Egyptian lenders began to create specialised products, train personnel in the distinct issues of SME lending and, in some cases, work with industry bodies and non-governmental organisations (NGOs) to offer credit to SMEs in return for their formalisation. While the National Bank of Egypt leads the way in providing dedicated SME services, other lenders are starting to follow suit. For example, Commercial International Bank opened its business banking division on a pilot basis in 2011 and officially launched it in 2012. The division manages the bank’s interaction with the SME sector and has introduced a number of financial products and service offerings specifically created for the nation’s smaller businesses. Meanwhile, Société Arabe Internationale de Banque is working with the Egyptian Agribusiness Association and other industry associations to seek out lending prospects. In turn, the industry associations assist their members to formalise.

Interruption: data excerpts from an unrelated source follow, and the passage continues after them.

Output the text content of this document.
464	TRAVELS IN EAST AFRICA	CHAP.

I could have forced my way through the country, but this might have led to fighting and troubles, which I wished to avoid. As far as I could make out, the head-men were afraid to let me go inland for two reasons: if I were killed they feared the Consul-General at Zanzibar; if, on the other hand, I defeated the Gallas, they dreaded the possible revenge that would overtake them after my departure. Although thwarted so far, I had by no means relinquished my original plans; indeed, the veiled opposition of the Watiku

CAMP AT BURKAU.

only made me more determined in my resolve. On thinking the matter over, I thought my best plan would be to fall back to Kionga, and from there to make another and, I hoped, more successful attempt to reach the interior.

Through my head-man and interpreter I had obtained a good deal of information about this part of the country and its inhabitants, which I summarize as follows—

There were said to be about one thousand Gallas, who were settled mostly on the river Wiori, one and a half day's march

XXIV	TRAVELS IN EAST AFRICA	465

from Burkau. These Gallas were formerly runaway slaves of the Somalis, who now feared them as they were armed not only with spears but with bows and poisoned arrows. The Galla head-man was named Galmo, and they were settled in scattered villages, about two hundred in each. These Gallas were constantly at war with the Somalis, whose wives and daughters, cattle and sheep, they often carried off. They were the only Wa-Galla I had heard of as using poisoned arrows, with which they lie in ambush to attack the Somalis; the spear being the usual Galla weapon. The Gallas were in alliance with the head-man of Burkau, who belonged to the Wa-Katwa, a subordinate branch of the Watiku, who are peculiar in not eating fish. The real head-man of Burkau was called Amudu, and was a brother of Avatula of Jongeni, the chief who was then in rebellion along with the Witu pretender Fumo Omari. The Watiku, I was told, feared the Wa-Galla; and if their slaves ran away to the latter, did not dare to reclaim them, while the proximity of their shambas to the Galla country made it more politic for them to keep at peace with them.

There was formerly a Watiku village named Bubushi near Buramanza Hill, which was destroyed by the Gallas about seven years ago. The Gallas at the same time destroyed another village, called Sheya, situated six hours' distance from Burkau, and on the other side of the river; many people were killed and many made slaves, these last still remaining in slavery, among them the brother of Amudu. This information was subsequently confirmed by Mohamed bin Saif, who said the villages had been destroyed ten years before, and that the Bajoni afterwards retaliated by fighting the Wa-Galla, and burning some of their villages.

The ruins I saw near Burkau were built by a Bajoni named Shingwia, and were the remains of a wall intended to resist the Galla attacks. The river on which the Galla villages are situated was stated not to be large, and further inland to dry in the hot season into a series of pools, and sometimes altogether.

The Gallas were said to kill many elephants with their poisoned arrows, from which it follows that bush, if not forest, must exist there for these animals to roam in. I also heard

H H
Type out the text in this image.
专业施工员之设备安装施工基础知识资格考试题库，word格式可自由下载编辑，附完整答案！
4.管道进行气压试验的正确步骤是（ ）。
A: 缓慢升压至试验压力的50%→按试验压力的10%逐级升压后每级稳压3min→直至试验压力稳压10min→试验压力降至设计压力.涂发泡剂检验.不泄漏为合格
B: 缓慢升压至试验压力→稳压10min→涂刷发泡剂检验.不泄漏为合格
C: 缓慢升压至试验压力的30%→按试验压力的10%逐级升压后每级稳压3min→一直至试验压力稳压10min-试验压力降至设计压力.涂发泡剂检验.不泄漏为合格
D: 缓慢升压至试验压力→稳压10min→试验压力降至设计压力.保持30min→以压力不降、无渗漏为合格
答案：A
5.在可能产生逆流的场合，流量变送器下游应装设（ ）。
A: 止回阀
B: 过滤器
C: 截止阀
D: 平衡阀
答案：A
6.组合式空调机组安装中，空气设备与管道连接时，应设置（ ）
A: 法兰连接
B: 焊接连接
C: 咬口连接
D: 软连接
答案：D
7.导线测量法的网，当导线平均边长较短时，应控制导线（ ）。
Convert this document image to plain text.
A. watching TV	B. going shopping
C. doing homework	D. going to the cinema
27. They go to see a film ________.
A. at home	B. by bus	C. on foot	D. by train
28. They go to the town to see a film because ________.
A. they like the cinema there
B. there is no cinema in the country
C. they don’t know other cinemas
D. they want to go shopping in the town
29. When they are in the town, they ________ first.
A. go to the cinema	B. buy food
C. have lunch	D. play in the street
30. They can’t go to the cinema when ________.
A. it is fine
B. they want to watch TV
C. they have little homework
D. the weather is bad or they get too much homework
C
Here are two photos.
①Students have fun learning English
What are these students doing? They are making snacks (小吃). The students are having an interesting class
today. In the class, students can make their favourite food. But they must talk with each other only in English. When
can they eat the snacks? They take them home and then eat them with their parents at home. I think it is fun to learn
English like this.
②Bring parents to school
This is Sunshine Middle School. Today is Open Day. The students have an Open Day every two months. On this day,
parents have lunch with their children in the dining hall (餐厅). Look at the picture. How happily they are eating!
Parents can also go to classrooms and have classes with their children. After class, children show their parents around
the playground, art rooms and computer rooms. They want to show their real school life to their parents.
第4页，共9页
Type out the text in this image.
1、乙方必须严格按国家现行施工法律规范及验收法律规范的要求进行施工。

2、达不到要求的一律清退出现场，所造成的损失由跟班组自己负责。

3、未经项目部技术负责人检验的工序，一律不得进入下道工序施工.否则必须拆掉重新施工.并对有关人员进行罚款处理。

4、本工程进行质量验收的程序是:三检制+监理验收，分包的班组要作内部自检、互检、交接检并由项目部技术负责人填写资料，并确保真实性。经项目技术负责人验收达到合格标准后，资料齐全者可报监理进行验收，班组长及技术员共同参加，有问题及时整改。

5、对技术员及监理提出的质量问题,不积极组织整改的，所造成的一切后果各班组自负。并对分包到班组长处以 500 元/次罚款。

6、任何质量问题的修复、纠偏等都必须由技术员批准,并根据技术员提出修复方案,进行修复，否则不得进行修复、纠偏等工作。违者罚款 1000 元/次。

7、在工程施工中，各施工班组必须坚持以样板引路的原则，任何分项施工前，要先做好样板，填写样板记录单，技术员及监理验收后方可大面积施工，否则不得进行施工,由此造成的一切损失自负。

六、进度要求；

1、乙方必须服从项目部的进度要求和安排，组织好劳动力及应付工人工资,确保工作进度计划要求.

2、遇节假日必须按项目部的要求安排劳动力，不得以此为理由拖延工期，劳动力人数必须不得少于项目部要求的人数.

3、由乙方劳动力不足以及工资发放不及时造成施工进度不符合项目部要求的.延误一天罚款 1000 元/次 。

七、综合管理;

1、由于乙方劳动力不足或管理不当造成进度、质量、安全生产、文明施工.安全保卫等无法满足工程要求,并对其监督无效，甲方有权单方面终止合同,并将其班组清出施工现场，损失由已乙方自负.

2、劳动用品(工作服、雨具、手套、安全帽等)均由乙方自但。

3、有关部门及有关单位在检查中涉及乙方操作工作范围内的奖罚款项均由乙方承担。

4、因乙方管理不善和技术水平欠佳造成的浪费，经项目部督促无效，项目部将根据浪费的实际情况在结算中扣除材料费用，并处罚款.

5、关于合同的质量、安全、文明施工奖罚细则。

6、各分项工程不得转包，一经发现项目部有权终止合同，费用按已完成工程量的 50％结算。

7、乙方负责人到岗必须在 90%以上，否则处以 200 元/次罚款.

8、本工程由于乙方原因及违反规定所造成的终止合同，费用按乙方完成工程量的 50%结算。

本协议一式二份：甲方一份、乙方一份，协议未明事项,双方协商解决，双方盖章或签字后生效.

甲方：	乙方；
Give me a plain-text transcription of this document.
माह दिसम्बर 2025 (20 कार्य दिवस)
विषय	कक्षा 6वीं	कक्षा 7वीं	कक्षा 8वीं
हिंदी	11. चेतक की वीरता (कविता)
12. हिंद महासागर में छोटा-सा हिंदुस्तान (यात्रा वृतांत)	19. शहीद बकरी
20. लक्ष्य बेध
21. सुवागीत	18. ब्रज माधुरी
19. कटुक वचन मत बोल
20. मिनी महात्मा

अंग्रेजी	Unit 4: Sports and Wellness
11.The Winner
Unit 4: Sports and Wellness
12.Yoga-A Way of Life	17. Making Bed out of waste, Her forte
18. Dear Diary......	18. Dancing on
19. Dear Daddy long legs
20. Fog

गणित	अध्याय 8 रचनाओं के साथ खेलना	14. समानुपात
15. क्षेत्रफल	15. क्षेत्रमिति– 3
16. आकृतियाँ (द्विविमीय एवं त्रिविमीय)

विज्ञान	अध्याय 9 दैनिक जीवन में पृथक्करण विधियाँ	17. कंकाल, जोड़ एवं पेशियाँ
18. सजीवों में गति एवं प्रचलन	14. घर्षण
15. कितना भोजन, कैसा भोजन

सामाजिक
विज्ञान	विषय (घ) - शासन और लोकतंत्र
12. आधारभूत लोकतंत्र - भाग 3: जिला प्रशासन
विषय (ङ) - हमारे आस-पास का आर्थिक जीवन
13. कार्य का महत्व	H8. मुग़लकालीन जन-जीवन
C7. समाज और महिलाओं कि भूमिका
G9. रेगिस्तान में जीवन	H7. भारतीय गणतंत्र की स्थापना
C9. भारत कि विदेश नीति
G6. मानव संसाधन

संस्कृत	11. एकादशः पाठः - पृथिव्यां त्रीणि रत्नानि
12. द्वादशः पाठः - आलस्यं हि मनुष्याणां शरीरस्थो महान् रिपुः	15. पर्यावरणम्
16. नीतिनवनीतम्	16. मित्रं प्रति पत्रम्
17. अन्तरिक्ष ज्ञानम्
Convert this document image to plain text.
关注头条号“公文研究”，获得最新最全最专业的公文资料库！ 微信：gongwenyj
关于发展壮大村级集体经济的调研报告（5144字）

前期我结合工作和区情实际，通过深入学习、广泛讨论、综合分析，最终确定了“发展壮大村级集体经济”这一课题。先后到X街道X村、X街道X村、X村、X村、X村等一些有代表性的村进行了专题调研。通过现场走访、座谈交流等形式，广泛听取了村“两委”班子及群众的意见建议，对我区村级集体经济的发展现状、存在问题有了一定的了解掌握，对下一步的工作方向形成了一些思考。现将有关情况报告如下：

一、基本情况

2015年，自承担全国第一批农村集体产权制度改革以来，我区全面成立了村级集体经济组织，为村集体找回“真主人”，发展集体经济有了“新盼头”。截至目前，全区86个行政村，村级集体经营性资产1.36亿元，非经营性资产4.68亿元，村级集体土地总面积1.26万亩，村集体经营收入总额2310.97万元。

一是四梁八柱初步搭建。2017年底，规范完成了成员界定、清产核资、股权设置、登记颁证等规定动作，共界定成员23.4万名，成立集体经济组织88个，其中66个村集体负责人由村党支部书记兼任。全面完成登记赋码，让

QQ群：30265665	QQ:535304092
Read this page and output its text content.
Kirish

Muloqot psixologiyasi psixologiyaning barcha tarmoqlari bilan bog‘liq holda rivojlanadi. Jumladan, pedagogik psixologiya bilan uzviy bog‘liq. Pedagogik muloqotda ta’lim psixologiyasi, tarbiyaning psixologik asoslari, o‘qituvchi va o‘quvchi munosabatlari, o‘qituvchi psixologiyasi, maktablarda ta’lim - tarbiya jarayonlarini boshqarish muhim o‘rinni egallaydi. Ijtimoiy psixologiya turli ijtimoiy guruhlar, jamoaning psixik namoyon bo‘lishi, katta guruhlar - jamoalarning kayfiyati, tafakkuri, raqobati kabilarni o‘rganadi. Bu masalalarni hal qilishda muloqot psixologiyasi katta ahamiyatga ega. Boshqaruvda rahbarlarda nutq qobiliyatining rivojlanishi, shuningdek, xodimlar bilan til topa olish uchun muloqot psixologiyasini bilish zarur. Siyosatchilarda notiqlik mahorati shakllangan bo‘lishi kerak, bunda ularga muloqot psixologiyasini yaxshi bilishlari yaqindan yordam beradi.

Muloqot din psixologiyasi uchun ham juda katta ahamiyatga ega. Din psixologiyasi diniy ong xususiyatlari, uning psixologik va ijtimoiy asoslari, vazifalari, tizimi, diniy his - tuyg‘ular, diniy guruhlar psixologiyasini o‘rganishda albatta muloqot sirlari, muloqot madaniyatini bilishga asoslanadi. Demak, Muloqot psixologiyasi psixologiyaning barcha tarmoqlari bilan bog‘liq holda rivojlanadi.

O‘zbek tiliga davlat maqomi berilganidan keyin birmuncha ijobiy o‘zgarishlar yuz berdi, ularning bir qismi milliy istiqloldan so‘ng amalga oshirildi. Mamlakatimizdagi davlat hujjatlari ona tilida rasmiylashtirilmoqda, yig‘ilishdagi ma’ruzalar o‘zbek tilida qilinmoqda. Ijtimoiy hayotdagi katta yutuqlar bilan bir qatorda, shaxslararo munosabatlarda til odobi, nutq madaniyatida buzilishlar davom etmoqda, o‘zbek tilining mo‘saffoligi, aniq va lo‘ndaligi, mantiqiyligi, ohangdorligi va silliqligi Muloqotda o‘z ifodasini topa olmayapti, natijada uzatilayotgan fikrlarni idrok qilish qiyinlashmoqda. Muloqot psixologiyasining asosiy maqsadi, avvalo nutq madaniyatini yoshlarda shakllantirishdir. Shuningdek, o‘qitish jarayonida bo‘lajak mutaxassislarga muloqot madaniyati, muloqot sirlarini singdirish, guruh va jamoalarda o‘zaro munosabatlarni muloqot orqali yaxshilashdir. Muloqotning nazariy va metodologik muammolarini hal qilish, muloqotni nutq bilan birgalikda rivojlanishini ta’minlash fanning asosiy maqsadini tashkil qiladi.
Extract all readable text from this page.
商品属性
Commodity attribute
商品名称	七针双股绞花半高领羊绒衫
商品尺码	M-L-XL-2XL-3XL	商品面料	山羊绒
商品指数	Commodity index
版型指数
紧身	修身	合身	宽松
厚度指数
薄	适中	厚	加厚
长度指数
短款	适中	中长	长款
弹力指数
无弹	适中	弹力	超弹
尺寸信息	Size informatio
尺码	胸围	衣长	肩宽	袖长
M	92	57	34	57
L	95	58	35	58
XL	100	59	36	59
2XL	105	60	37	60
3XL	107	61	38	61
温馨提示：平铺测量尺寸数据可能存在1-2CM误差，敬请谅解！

The CBE has also flexed its regulatory muscle in a bid to boost SME lending. In 2012 it allowed lenders to write off an amount equivalent in size to their SME credit facilities from the 14% required reserve ratio, whilst also reducing it from 14% to 12% – in effect freeing up liquidity to be directed at the SME sector.
New Legislation
A law passed in May 2014 establishing the Egyptian Financial Supervisory Authority adds yet more intriguing questions in relation to competition at this end of the market. The new authority will supervise the microfinance industry and allows companies other than banks and NGOs to undertake microlending activity for the first time.
Under the current proposal, borrowers will be able to obtain credit facilities of up to LE100,000 ($14,200), a relatively high upper limit compared to other microfinance bills. To put that figure in context, the average household income in the country between 2010 and 2011, the most recent period for which the Central Agency for Public Mobilisation and Statistics ( CAPMAS) has published data, was just LE25,353 ($3600). A nationwide census of SMEs carried out by CAPMAS on behalf of the CBE and the Egyptian Banking Institute over the same timeframe, meanwhile, showed that some 83.6% of SMEs in Cairo held capital of less than LE250,000 ($35,500).
Access to such financing should allow SMEs to build capacity to take on larger projects. “A way to support SME growth is improving procurement laws to require mandatory subcontracting to local SMEs,” Giel-Jan M van der Tol, CEO of Emirates NBD, told OBG.
Egypt’s new microfinance legislation has thus allowed companies from outside the traditional banking and NGO sectors to enter into the increasingly vibrant SME lending arena – albeit at the smaller end of it. Whether lenders will be happy to cede this territory to non-banking institutions and concentrate on the mid- and large-cap companies in the future remains to be seen.
Looking Ahead
Future lending growth is likely to be at the extremities of the credit portfolio. In terms of big-ticket lending, recently announced development plans, which include a possible expansion of the Suez Canal and a new development corridor that will radically alter the economic geography of the country, while still sparse in detail as of yet, do point to a new era of corporate lending. At the opposite end of the spectrum, though, the salient question is how effectively Egypt’s banks can tap into the country’s expanding SMEs. “On the lending side, major opportunities are arising primarily in construction and infrastructure, but also in the food, energy, pharmaceuticals and industry segments. On the deposits side, the potential for increasing banks’ reach to individual customers is still largely untapped,” Mohamed Ozalp, the CEO and managing director of Blom Bank Egypt, told OBG.